Le livre est organisé en deux sections comportant respectivement quatre et cinq chapitres. L’auteure en confesse la désorganisation et la non-unité puisque les derniers chapitres de chaque section sont des retranscriptions des dialogues avec les femmes interviewées qui deviennent, selon l’auteure, ses coauteures. Annoncés comme des dialogues interludes, ces chapitres prennent une grande place, car, en donnant littéralement la parole aux personnes avec qui Gajjala s’est entretenue, ils déconstruisent une présentation universitaire traditionnelle.

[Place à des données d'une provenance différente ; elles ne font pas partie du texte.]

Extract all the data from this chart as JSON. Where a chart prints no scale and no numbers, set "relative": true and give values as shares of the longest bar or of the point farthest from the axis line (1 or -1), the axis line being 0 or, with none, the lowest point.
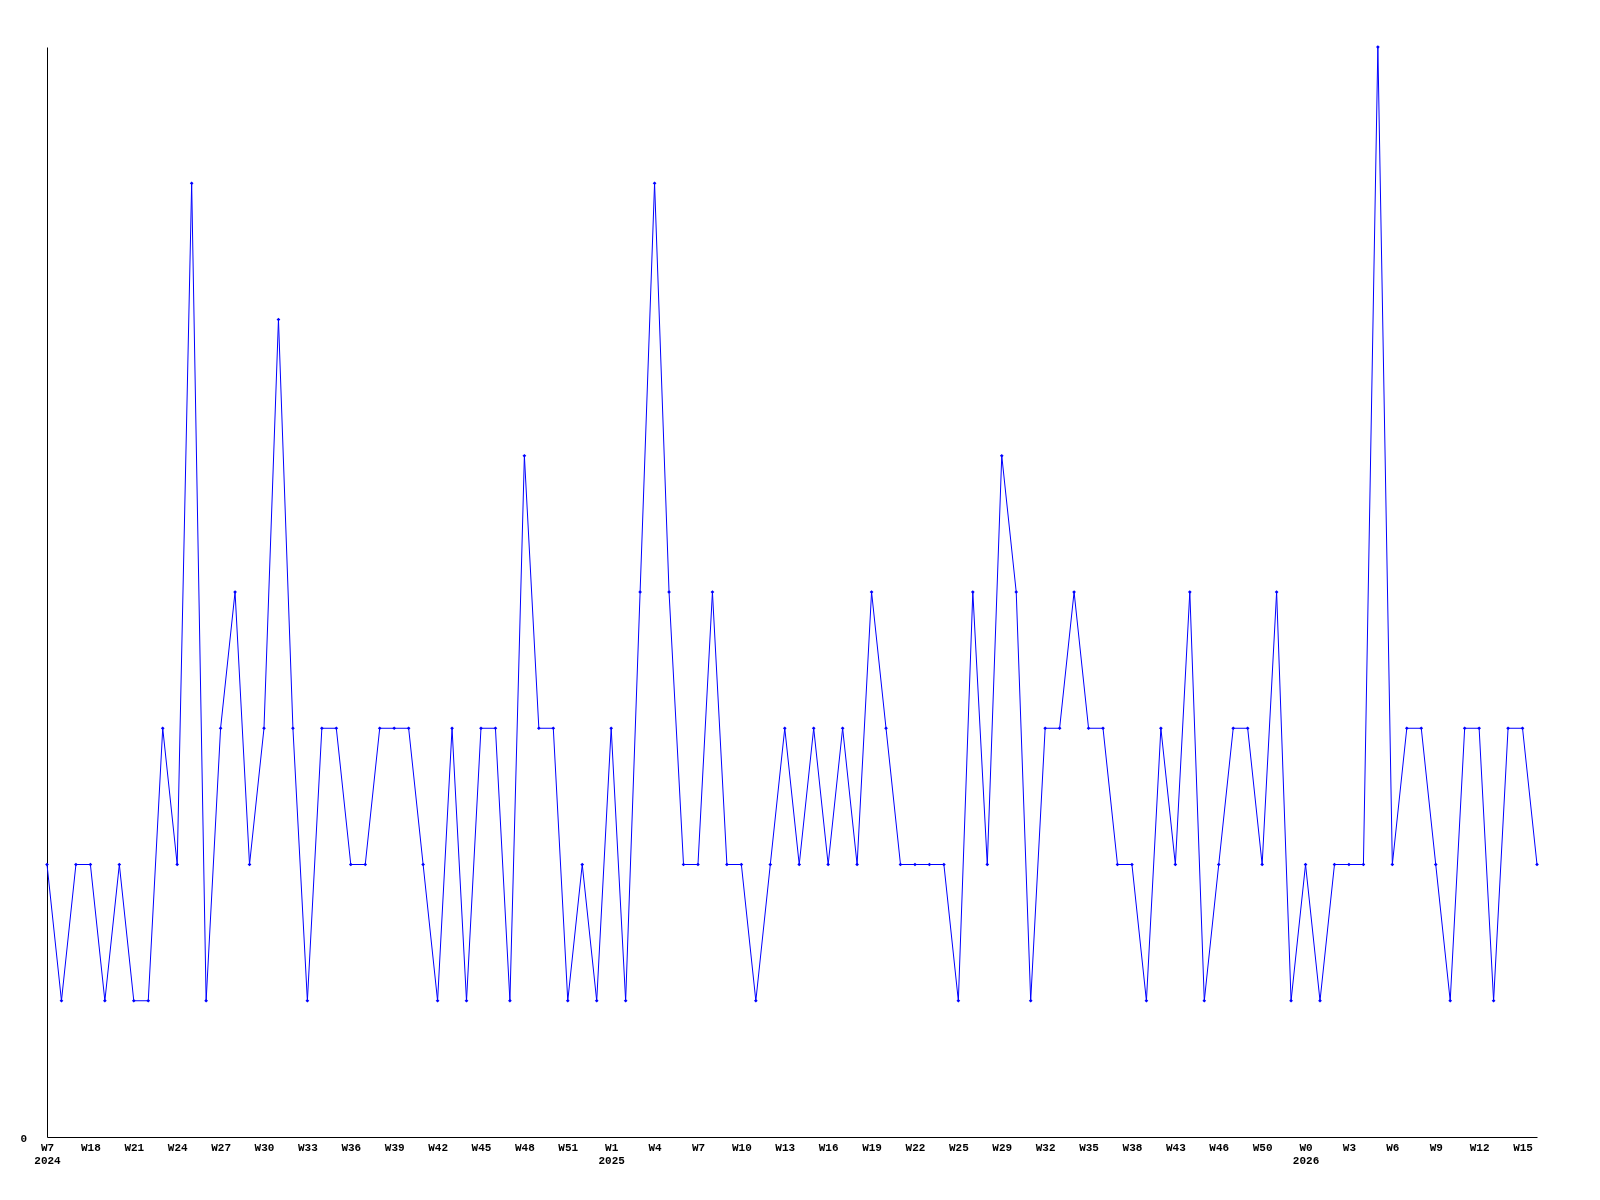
{
  "chart_data": {
    "type": "line",
    "relative": true,
    "annotations": [
      "0"
    ],
    "marker": "diamond",
    "line_style": "solid",
    "grid": false,
    "categories": [
      "W7\n2024",
      null,
      null,
      "W18",
      null,
      null,
      "W21",
      null,
      null,
      "W24",
      null,
      null,
      "W27",
      null,
      null,
      "W30",
      null,
      null,
      "W33",
      null,
      null,
      "W36",
      null,
      null,
      "W39",
      null,
      null,
      "W42",
      null,
      null,
      "W45",
      null,
      null,
      "W48",
      null,
      null,
      "W51",
      null,
      null,
      "W1\n2025",
      null,
      null,
      "W4",
      null,
      null,
      "W7",
      null,
      null,
      "W10",
      null,
      null,
      "W13",
      null,
      null,
      "W16",
      null,
      null,
      "W19",
      null,
      null,
      "W22",
      null,
      null,
      "W25",
      null,
      null,
      "W29",
      null,
      null,
      "W32",
      null,
      null,
      "W35",
      null,
      null,
      "W38",
      null,
      null,
      "W43",
      null,
      null,
      "W46",
      null,
      null,
      "W50",
      null,
      null,
      "W0\n2026",
      null,
      null,
      "W3",
      null,
      null,
      "W6",
      null,
      null,
      "W9",
      null,
      null,
      "W12",
      null,
      null,
      "W15",
      null
    ],
    "series": [
      {
        "color": "#0000ff",
        "values": [
          0.25,
          0.125,
          0.25,
          0.25,
          0.125,
          0.25,
          0.125,
          0.125,
          0.375,
          0.25,
          0.875,
          0.125,
          0.375,
          0.5,
          0.25,
          0.375,
          0.75,
          0.375,
          0.125,
          0.375,
          0.375,
          0.25,
          0.25,
          0.375,
          0.375,
          0.375,
          0.25,
          0.125,
          0.375,
          0.125,
          0.375,
          0.375,
          0.125,
          0.625,
          0.375,
          0.375,
          0.125,
          0.25,
          0.125,
          0.375,
          0.125,
          0.5,
          0.875,
          0.5,
          0.25,
          0.25,
          0.5,
          0.25,
          0.25,
          0.125,
          0.25,
          0.375,
          0.25,
          0.375,
          0.25,
          0.375,
          0.25,
          0.5,
          0.375,
          0.25,
          0.25,
          0.25,
          0.25,
          0.125,
          0.5,
          0.25,
          0.625,
          0.5,
          0.125,
          0.375,
          0.375,
          0.5,
          0.375,
          0.375,
          0.25,
          0.25,
          0.125,
          0.375,
          0.25,
          0.5,
          0.125,
          0.25,
          0.375,
          0.375,
          0.25,
          0.5,
          0.125,
          0.25,
          0.125,
          0.25,
          0.25,
          0.25,
          1,
          0.25,
          0.375,
          0.375,
          0.25,
          0.125,
          0.375,
          0.375,
          0.125,
          0.375,
          0.375,
          0.25
        ]
      }
    ]
  }
}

Dès les premières pages, la professeure en média et communication dévoile d’où elle prend la parole : elle est issue d’une caste dominante en Inde et appartient à la classe supérieure. Femme cisgenre de citoyenneté américaine, elle fait néanmoins partie d’une minorité visible de couleur dans un pays occidental (p. 25). Elle assume cette position ambiguë – à la fois privilégiée et minoritaire – tout au long de son ouvrage pour explorer la manière dont les membres de la diaspora (femmes indiennes) utilisent les médias sociaux numériques tels que Twitter, Facebook et WhatsApp pour exercer leur « indianité » à l’étranger (première section) ou pour s’autonomiser et assumer leur identité en tant que femmes ou membres de la communauté LGBTQ+ (deuxième section). Gajjala se penche sur la façon dont la construction identitaire et l’autonomisation d’individus subalternes (femmes indiennes de castes inférieures, queer, gais et lesbiennes) se réalisent en ligne, mais aussi hors ligne. Dès le début, plusieurs questions sont posées en rapport avec ses objectifs de recherche : en Inde, quelles populations ont accès aux outils numériques et comment se positionnent-elles par rapport à ces points d’accès? Quelles sont les potentialités des « gadgets digitaux » et des plateformes numériques? Et comment ceux-ci favorisent-ils l’émancipation, mais aussi la désinformation ou la surveillance? Dans quelles conditions les outils numériques sont-ils libérateurs et « empowering »? Qui y est représenté? Comment et pourquoi? Comment les publics « digitaux » en tant que textes sont-ils médiés via Internet?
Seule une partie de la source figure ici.